Florence Nightingale and visual statistics
Who was Florence Nightingale? I suspect this would be a £100 Who wants to be a millionaire question; and maybe for £2,000, what was she famous for? She was (b 1820 d 1910) a nurse made famous for serving in the Crimean War (1853-1856), best known as 'the Lady of the Lamp' after her habit of making rounds at night.
Less well known, though, was that she became, in 1859, the first female member of the Royal Statistics Society, being a pioneer in the presentation of information by pie charts and other means. Her most famous presentation was the Coxcomb diagram of causes of death in the Crimean war.
The words in the diagram below are rather too small to read, but the large blue-grey areas are the deaths from preventible or mitigable Zymotic diseases. (Zymotic being a term used in medicine from 1839 when there was less knowledge of infections etc).

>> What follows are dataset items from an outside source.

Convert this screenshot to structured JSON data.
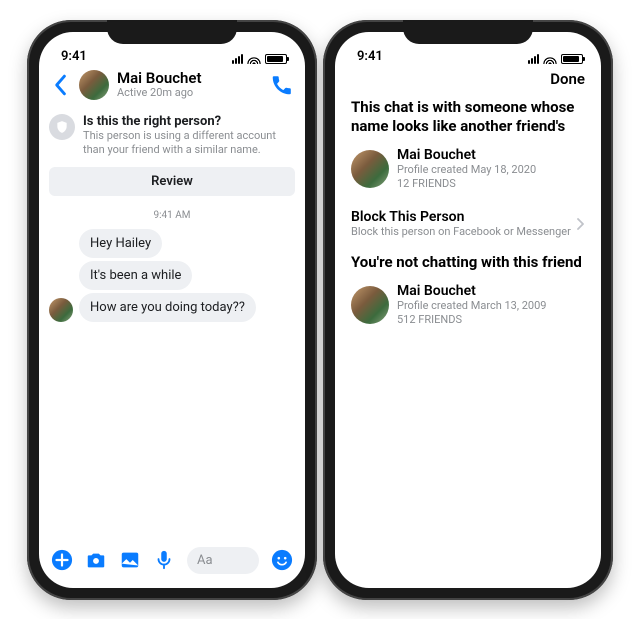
{
  "status": {
    "time": "9:41"
  },
  "chat": {
    "name": "Mai Bouchet",
    "presence": "Active 20m ago",
    "warning_title": "Is this the right person?",
    "warning_sub": "This person is using a different account than your friend with a similar name.",
    "review": "Review",
    "timestamp": "9:41 AM",
    "messages": [
      "Hey Hailey",
      "It's been a while",
      "How are you doing today??"
    ],
    "input_placeholder": "Aa"
  },
  "detail": {
    "done": "Done",
    "header1": "This chat is with someone whose name looks like another friend's",
    "suspect": {
      "name": "Mai Bouchet",
      "created": "Profile created May 18, 2020",
      "friends": "12 FRIENDS"
    },
    "block_title": "Block This Person",
    "block_sub": "Block this person on Facebook or Messenger",
    "header2": "You're not chatting with this friend",
    "real": {
      "name": "Mai Bouchet",
      "created": "Profile created March 13, 2009",
      "friends": "512 FRIENDS"
    }
  }
}
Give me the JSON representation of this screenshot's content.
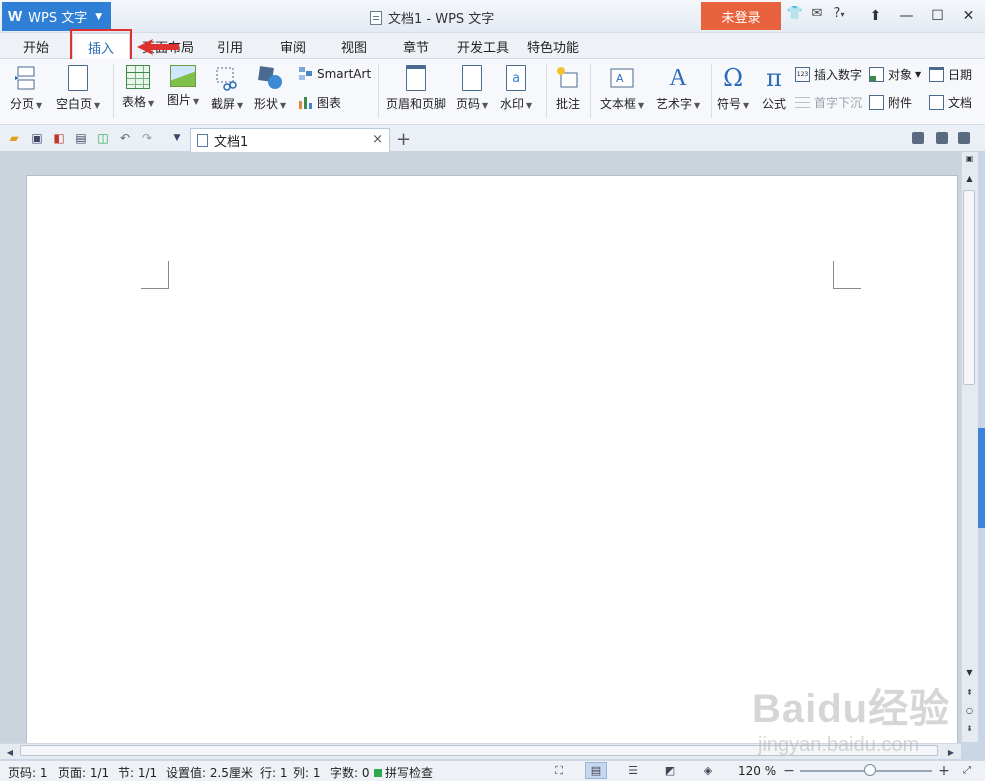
{
  "app": {
    "logo": "W",
    "name": "WPS 文字",
    "window_title": "文档1 - WPS 文字",
    "login_label": "未登录",
    "help_label": "?",
    "colors": {
      "accent": "#2f7fd6",
      "login": "#e8623e",
      "highlight_box": "#e03131"
    }
  },
  "title_icons": [
    "shirt-icon",
    "chat-icon",
    "help-icon",
    "share-icon"
  ],
  "window_controls": [
    "minimize-icon",
    "maximize-icon",
    "close-icon"
  ],
  "tabs": [
    {
      "label": "开始"
    },
    {
      "label": "插入",
      "active": true
    },
    {
      "label": "页面布局"
    },
    {
      "label": "引用"
    },
    {
      "label": "审阅"
    },
    {
      "label": "视图"
    },
    {
      "label": "章节"
    },
    {
      "label": "开发工具"
    },
    {
      "label": "特色功能"
    }
  ],
  "ribbon": {
    "page_break": "分页",
    "blank_page": "空白页",
    "table": "表格",
    "picture": "图片",
    "screenshot": "截屏",
    "shape": "形状",
    "smartart": "SmartArt",
    "chart": "图表",
    "header_footer": "页眉和页脚",
    "page_number": "页码",
    "watermark": "水印",
    "comment": "批注",
    "textbox": "文本框",
    "wordart": "艺术字",
    "symbol": "符号",
    "formula": "公式",
    "insert_number": "插入数字",
    "drop_cap": "首字下沉",
    "object": "对象",
    "attachment": "附件",
    "date": "日期",
    "document": "文档"
  },
  "doc_tab": {
    "label": "文档1",
    "close": "×",
    "add": "+"
  },
  "status": {
    "page_num": "页码: 1",
    "pages": "页面: 1/1",
    "section": "节: 1/1",
    "setting": "设置值: 2.5厘米",
    "row": "行: 1",
    "col": "列: 1",
    "word_count": "字数: 0",
    "spell_check": "拼写检查",
    "zoom": "120 %",
    "zoom_level_percent": 120
  },
  "watermark": {
    "brand": "Baidu经验",
    "url": "jingyan.baidu.com"
  }
}
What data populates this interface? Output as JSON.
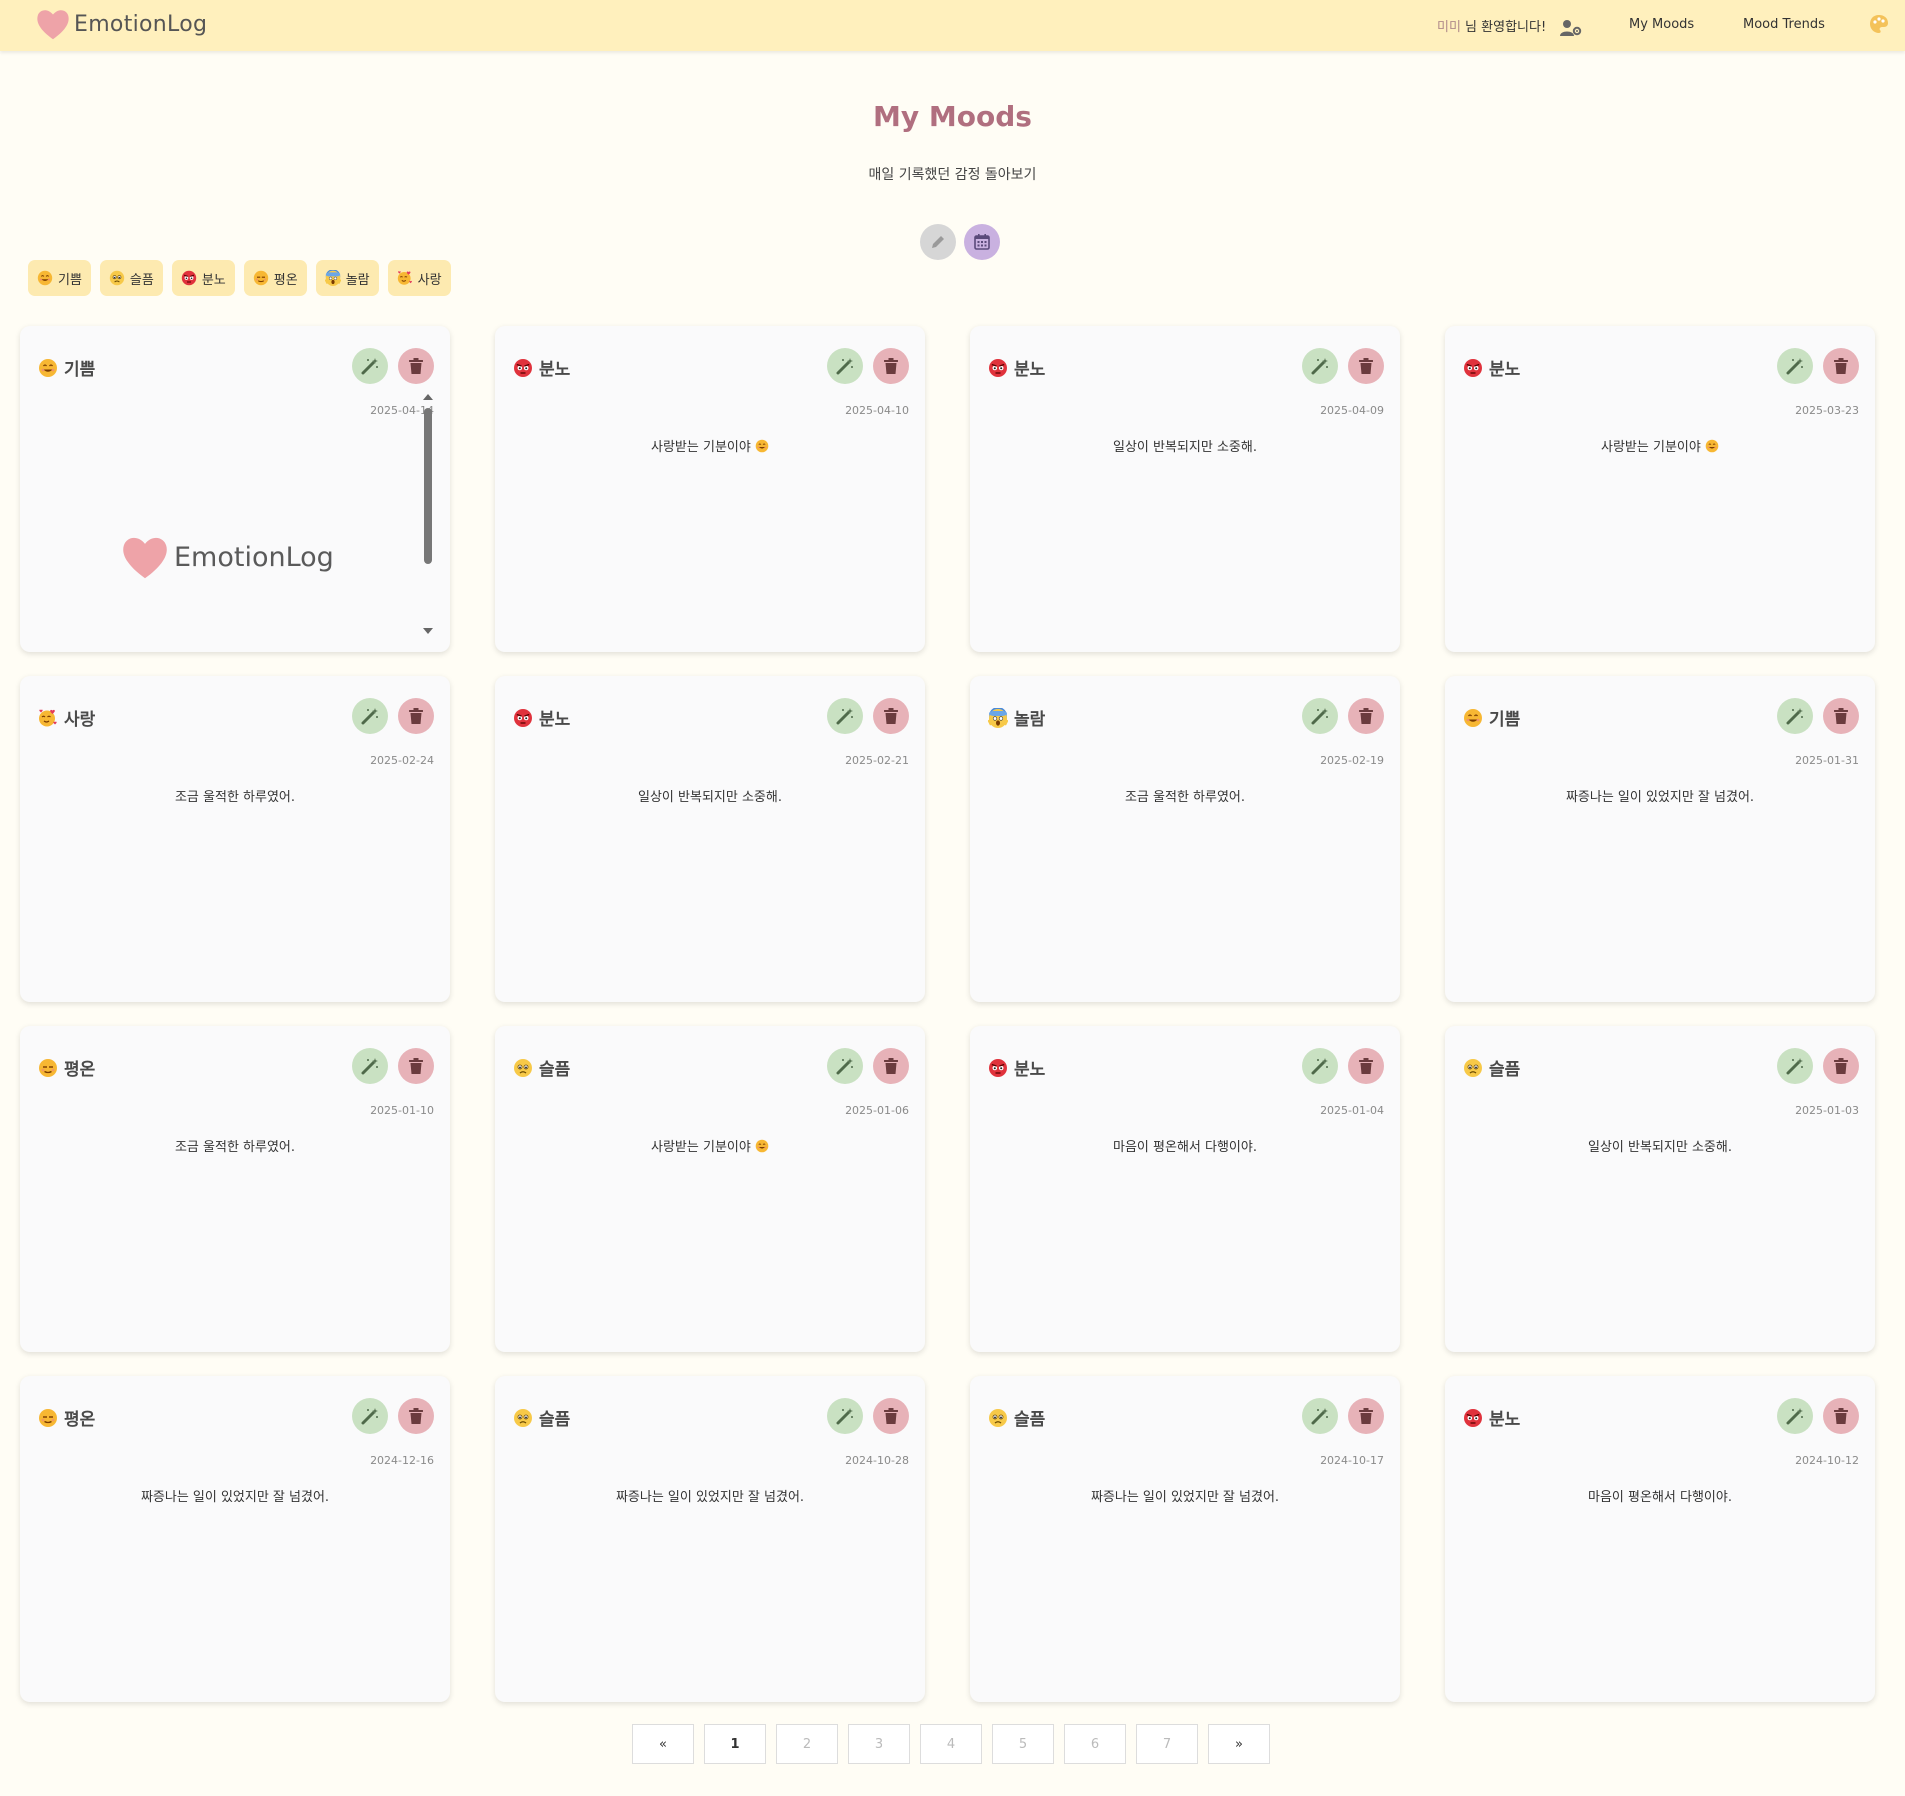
{
  "navbar": {
    "brand": "EmotionLog",
    "nickname": "미미",
    "welcome_suffix": " 님 환영합니다!",
    "links": [
      "My Moods",
      "Mood Trends"
    ]
  },
  "header": {
    "title": "My Moods",
    "subtitle": "매일 기록했던 감정 돌아보기"
  },
  "filters": [
    {
      "icon": "joy-emoji",
      "label": "기쁨"
    },
    {
      "icon": "sad-emoji",
      "label": "슬픔"
    },
    {
      "icon": "angry-emoji",
      "label": "분노"
    },
    {
      "icon": "calm-emoji",
      "label": "평온"
    },
    {
      "icon": "surprise-emoji",
      "label": "놀람"
    },
    {
      "icon": "love-emoji",
      "label": "사랑"
    }
  ],
  "cards": [
    {
      "emotion": "기쁨",
      "icon": "joy-emoji",
      "date": "2025-04-14",
      "text": "",
      "image_text": "EmotionLog"
    },
    {
      "emotion": "분노",
      "icon": "angry-emoji",
      "date": "2025-04-10",
      "text": "사랑받는 기분이야",
      "text_emoji": "joy-emoji"
    },
    {
      "emotion": "분노",
      "icon": "angry-emoji",
      "date": "2025-04-09",
      "text": "일상이 반복되지만 소중해."
    },
    {
      "emotion": "분노",
      "icon": "angry-emoji",
      "date": "2025-03-23",
      "text": "사랑받는 기분이야",
      "text_emoji": "joy-emoji"
    },
    {
      "emotion": "사랑",
      "icon": "love-emoji",
      "date": "2025-02-24",
      "text": "조금 울적한 하루였어."
    },
    {
      "emotion": "분노",
      "icon": "angry-emoji",
      "date": "2025-02-21",
      "text": "일상이 반복되지만 소중해."
    },
    {
      "emotion": "놀람",
      "icon": "surprise-emoji",
      "date": "2025-02-19",
      "text": "조금 울적한 하루였어."
    },
    {
      "emotion": "기쁨",
      "icon": "joy-emoji",
      "date": "2025-01-31",
      "text": "짜증나는 일이 있었지만 잘 넘겼어."
    },
    {
      "emotion": "평온",
      "icon": "calm-emoji",
      "date": "2025-01-10",
      "text": "조금 울적한 하루였어."
    },
    {
      "emotion": "슬픔",
      "icon": "sad-emoji",
      "date": "2025-01-06",
      "text": "사랑받는 기분이야",
      "text_emoji": "joy-emoji"
    },
    {
      "emotion": "분노",
      "icon": "angry-emoji",
      "date": "2025-01-04",
      "text": "마음이 평온해서 다행이야."
    },
    {
      "emotion": "슬픔",
      "icon": "sad-emoji",
      "date": "2025-01-03",
      "text": "일상이 반복되지만 소중해."
    },
    {
      "emotion": "평온",
      "icon": "calm-emoji",
      "date": "2024-12-16",
      "text": "짜증나는 일이 있었지만 잘 넘겼어."
    },
    {
      "emotion": "슬픔",
      "icon": "sad-emoji",
      "date": "2024-10-28",
      "text": "짜증나는 일이 있었지만 잘 넘겼어."
    },
    {
      "emotion": "슬픔",
      "icon": "sad-emoji",
      "date": "2024-10-17",
      "text": "짜증나는 일이 있었지만 잘 넘겼어."
    },
    {
      "emotion": "분노",
      "icon": "angry-emoji",
      "date": "2024-10-12",
      "text": "마음이 평온해서 다행이야."
    }
  ],
  "pagination": {
    "prev": "«",
    "pages": [
      "1",
      "2",
      "3",
      "4",
      "5",
      "6",
      "7"
    ],
    "current": "1",
    "next": "»"
  },
  "colors": {
    "navbar_bg": "#fff0bd",
    "title": "#b06f7f",
    "chip_bg": "#fdeab0",
    "edit_btn": "#c9e1c2",
    "delete_btn": "#e7b2b8",
    "calendar_btn": "#c9b1e0",
    "heart": "#eea3a8"
  }
}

Tim Harford, one of my favourite Tweeters, wrote an article at FT.com on misinformation. He ends it with:
Those beautiful Coxcomb diagrams are no exception. They show the causes of mortality in the Crimean war, and make a powerful case that better hygiene saved lives. But Hugh Small, a biographer of Nightingale, argues that she chose the Coxcomb diagram in order to make exactly this case. A simple bar chart would have been clearer: too clear for Nightingale’s purposes, because it suggested that winter was as much of a killer as poor hygiene was. Nightingale’s presentation of data was masterful. It was also designed not to inform but to persuade. When we look at modern data visualisations, we should remember that.
Quite right: the Coxcomb diagrams over-emphasise to our eyes what Florence wanted people to see. Perhaps she was the world's first spin-doctor?